Like any other lobbyist, Nojeim's days are spent leaping from congressional hearings to speaking engagements and back to his office, where he drafts legislation, phones legislators, and organizes grassroots lobbying. "In a way, he's my lobbyist as I coordinate the work in ACLU privacy," says Barry Steinhardt, associate director of the ACLU. "We count on Greg to be our point person in Washington."

Nojeim began working for the ACLU after a four-year stint as the Legal Director of the American-Arab Anti-Discrimination Committee. "He's always worked on immigration and national security; that involved Fourth Amendment matters. It's been over the last two years or so, as privacy issues have come to the forefront, that he's been more directly involved [in privacy legislation]," says Steinhardt.

"I've always had a strong interest in privacy and, in particular, the Fourth Amendment," Nojeim says. "I'm one of those people who asks why it is the government can conduct a search every time I get on an airplane, when there's clearly no probable cause."

In his five years as an ACLU legislative counsel, Nojeim has testified on congressional rules that require banks to spy on customers, on airport-security X-ray machines that "see through your clothing but not through your skin," and on the implications of giant online databases that use Social Security numbers to track down everyone from "deadbeat dads" to student-loan defaulters.

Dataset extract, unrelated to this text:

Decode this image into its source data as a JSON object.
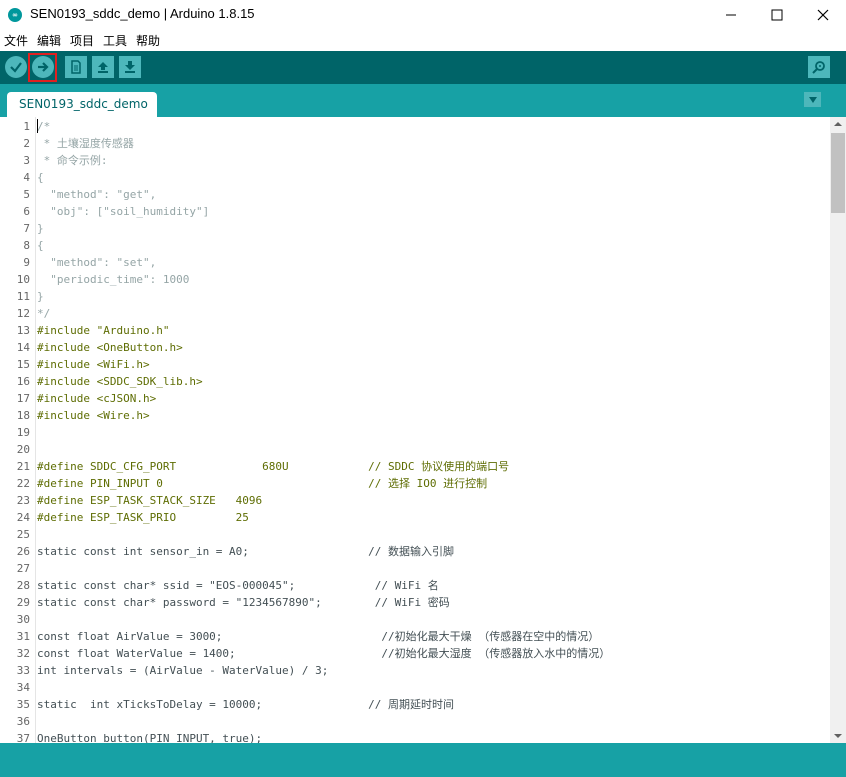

When it comes to privacy issues, Nojeim speaks with simultaneous intelligibility and passion. He is charismatic but never off-message. Steinhardt says members of Congress "appreciate his clarity and lack of guile. He's very straightforward."

But his views on privacy also have frequently put him at odds with lawmakers - including the Clinton administration. For example, says Nojeim, "many members of Congress fear being called soft on drugs or other than one of the soldiers in the war on drugs." He says that as a result, they'll approve airport profiling, which allows agents to search passengers based on racial and other broadly defined characteristics.

Nojeim says the Net is an important tool in making sure lawmakers are aware of privacy concerns. He concedes that although the Internet has produced a host of new privacy violations, it has also made fighting them much easier. "The Internet has also spawned one of the most effective and vocal communities ever to come together," Nojeim says. "It helps every advocacy organization get its message across, and it helps federal agencies understand where consumer concerns are."